Dès le début de sa vie publique, Jésus a manifesté qu'il était un homme libre. Il commence sa prédication devant la foule venue de tous les territoires d'Israël et des pays limitrophes et païens, par la proclamation des Béatitudes, c'est ce qui est appelé, depuis saint Augustin, le Sermon sur la montagne, où Jésus présente la loi-cadre de son Royaume. Le Royaume de Dieu, dans la conception de Jésus, c'est l'existence humaine, de la manière où il la vit. Le Royaume, c'est Jésus vivant notre vie. En quelques paroles, il indique le chemin qu'il faut suivre pour être son disciple. Cela lui vaudra des difficultés avec les autorités civiles et religieuses.
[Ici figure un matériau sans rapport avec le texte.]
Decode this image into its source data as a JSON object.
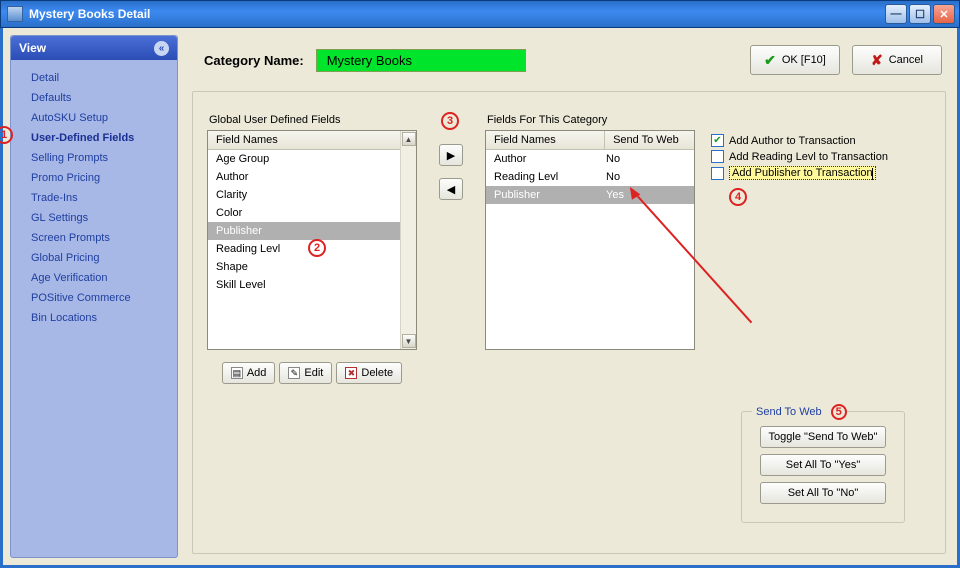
{
  "window": {
    "title": "Mystery Books Detail"
  },
  "sidebar": {
    "header": "View",
    "items": [
      {
        "label": "Detail"
      },
      {
        "label": "Defaults"
      },
      {
        "label": "AutoSKU Setup"
      },
      {
        "label": "User-Defined Fields"
      },
      {
        "label": "Selling Prompts"
      },
      {
        "label": "Promo Pricing"
      },
      {
        "label": "Trade-Ins"
      },
      {
        "label": "GL Settings"
      },
      {
        "label": "Screen Prompts"
      },
      {
        "label": "Global Pricing"
      },
      {
        "label": "Age Verification"
      },
      {
        "label": "POSitive Commerce"
      },
      {
        "label": "Bin Locations"
      }
    ],
    "active_index": 3
  },
  "header": {
    "category_label": "Category Name:",
    "category_value": "Mystery Books",
    "ok_label": "OK [F10]",
    "cancel_label": "Cancel"
  },
  "global_fields": {
    "title": "Global User Defined Fields",
    "column": "Field Names",
    "rows": [
      "Age Group",
      "Author",
      "Clarity",
      "Color",
      "Publisher",
      "Reading Levl",
      "Shape",
      "Skill Level"
    ],
    "selected_index": 4,
    "toolbar": {
      "add": "Add",
      "edit": "Edit",
      "delete": "Delete"
    }
  },
  "category_fields": {
    "title": "Fields For This Category",
    "columns": [
      "Field Names",
      "Send To Web"
    ],
    "rows": [
      {
        "name": "Author",
        "send": "No"
      },
      {
        "name": "Reading Levl",
        "send": "No"
      },
      {
        "name": "Publisher",
        "send": "Yes"
      }
    ],
    "selected_index": 2
  },
  "checkboxes": {
    "items": [
      {
        "label": "Add Author to Transaction",
        "checked": true,
        "highlight": false
      },
      {
        "label": "Add Reading Levl to Transaction",
        "checked": false,
        "highlight": false
      },
      {
        "label": "Add Publisher to Transaction",
        "checked": false,
        "highlight": true
      }
    ]
  },
  "send_to_web": {
    "title": "Send To Web",
    "toggle": "Toggle \"Send To Web\"",
    "yes": "Set All To \"Yes\"",
    "no": "Set All To \"No\""
  },
  "annotations": {
    "n1": "1",
    "n2": "2",
    "n3": "3",
    "n4": "4",
    "n5": "5"
  }
}
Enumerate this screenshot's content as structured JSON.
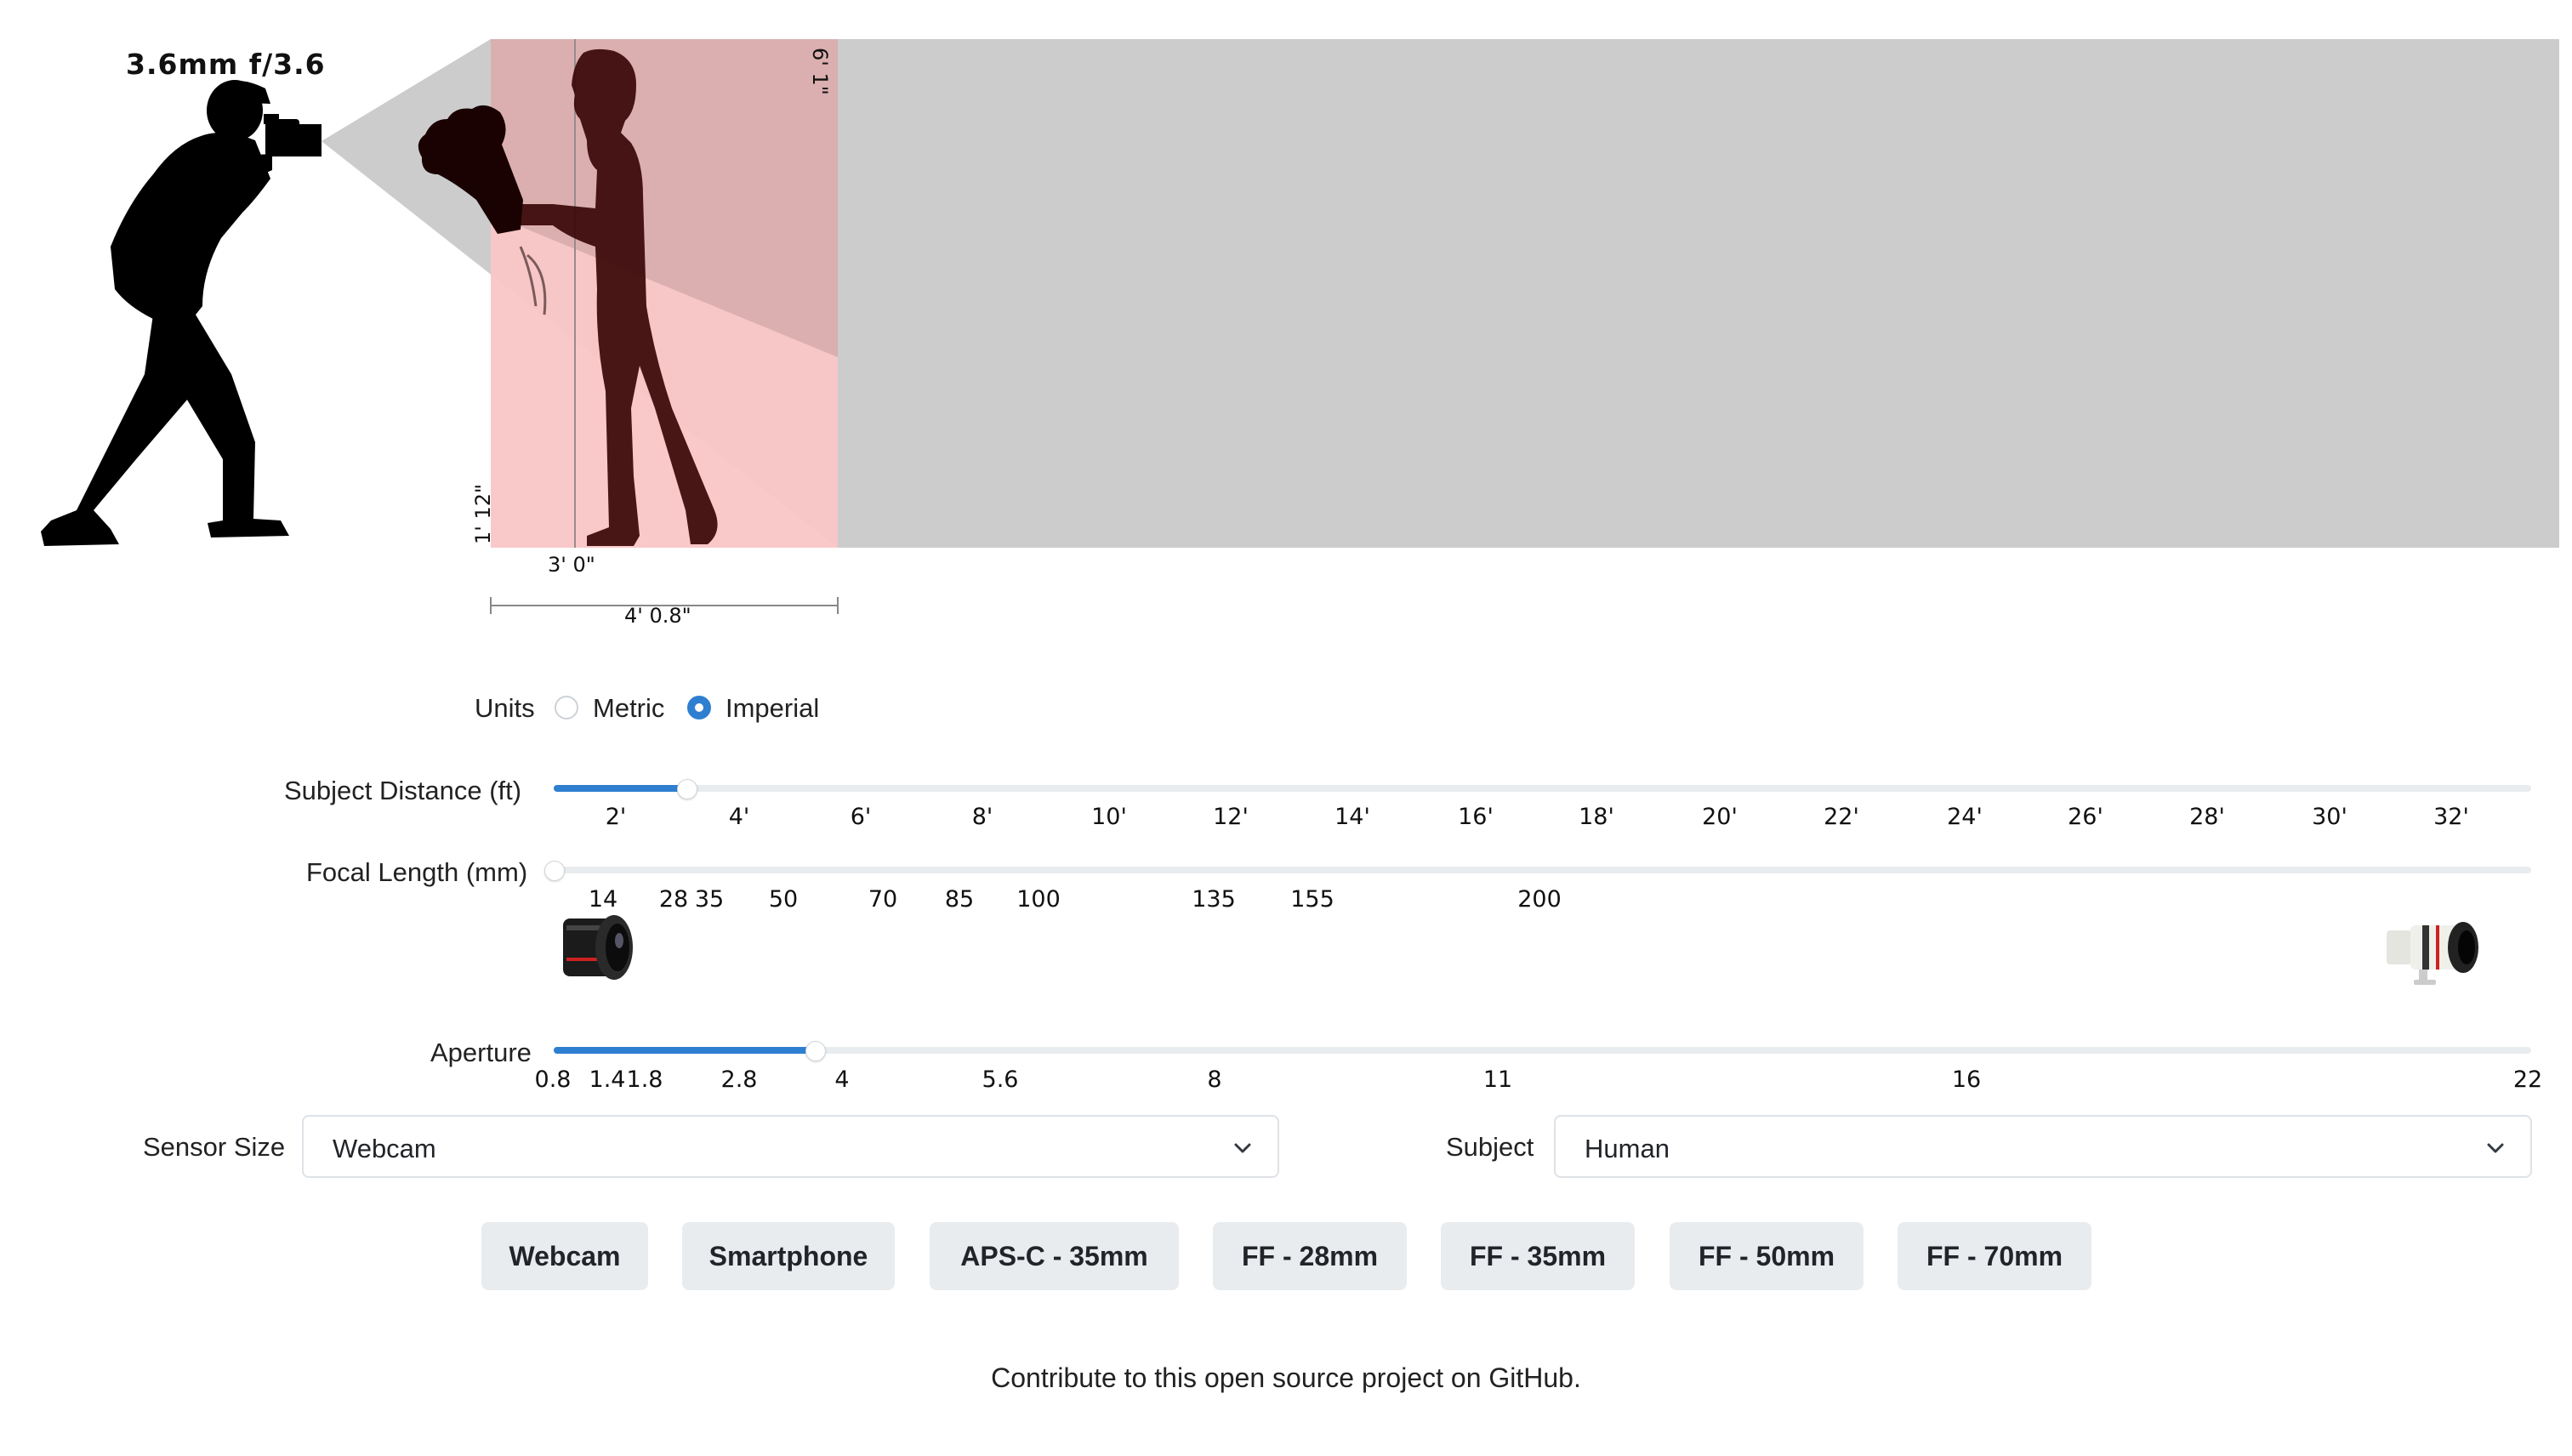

Par huit fois (le chiffre de l'accomplissement : celui de l'histoire <7> augmenté de celui de Dieu <1>), le cri de bonheur retentit sur des situations de détresse. Le Christ se met du côté des pauvres, des opprimés, des laissés pour compte. Les béatitudes sont un S.O.S. de Jésus en faveur des sans voix auxquels il s'identifie. Pour les chrétiens, c'est une invitation à découvrir, à sa suite, l'itinéraire de l'espérance : il y a un chemin du bonheur à trouver pour tous les hommes. Jésus présente le chemin pour parvenir au bonheur. Ce chemin est incontournable, difficile, bouleversant, il se résume dans le texte des Béatitudes. Plus on est proche d'elles, plus on est proche de Dieu. C'est un appel qu'il adresse à tous les hommes pour les tirer, à travers l'épreuve, vers la lumière, sur les traces de celui qui est venu dire : Soyez heureux, et qui montre le chemin du bonheur.

A la vue des foules, Jésus monta dans la montagne. Il s'assit et ses disciples s'approchèrent de lui. Et prenant la parole, il les enseignait : Heureux les pauvres de coeur : le Royaume des cieux est à eux ! Heureux les doux : ils auront la terre en partage ! Heureux ceux qui pleurent : ils seront consolés ! Heureux ceux qui ont faim et soif de la justice : ils seront rassasiés ! Heureux les miséricordieux : il leur sera fait miséricorde ! Heureux les coeurs purs : ils verront Dieu ! Heureux ceux qui font oeuvre de paix : ils seront appelés fils de Dieu ! Heureux ceux qui sont persécutés pour la justice : le Royaume des cieux est à eux ! Heureux êtes-vous lorsqu'on vous insulte, que l'on vous persécute et que l'on dit faussement contre vous toute sorte de mal à cause de moi. Soyez dans la joie et l'allégresse, car votre récompense sera grande dans les cieux ! C'est ainsi en effet qu'on a persécuté les prophètes qui vous ont précédé (Mt. 5, 1-12).

Les béatitudes ne sont pas des préceptes, mais des invitations : Jésus ne donne pas d'ordre : il faut être pauvre, doux, miséricordieux... il fait un constat. Aucune obligation ! Mais qu'est-ce que le bonheur ? Pour un juif, marqué par ses ancêtres nomades, est heureux celui qui peut marcher. Etre heureux, c'est le contraire d'être installé dans la réussite sociale, le confort, la célébrité et même l'amour. Marche, c'est le terme qui exprime le bonheur dont Dieu rêve pour son peuple. L'homme heureux, c'est celui qui va de l'avant, c'est celui qui consent à progresser. Aussi conviendrait-il de remplacer le terme "heureux" par "en marche", "en avant".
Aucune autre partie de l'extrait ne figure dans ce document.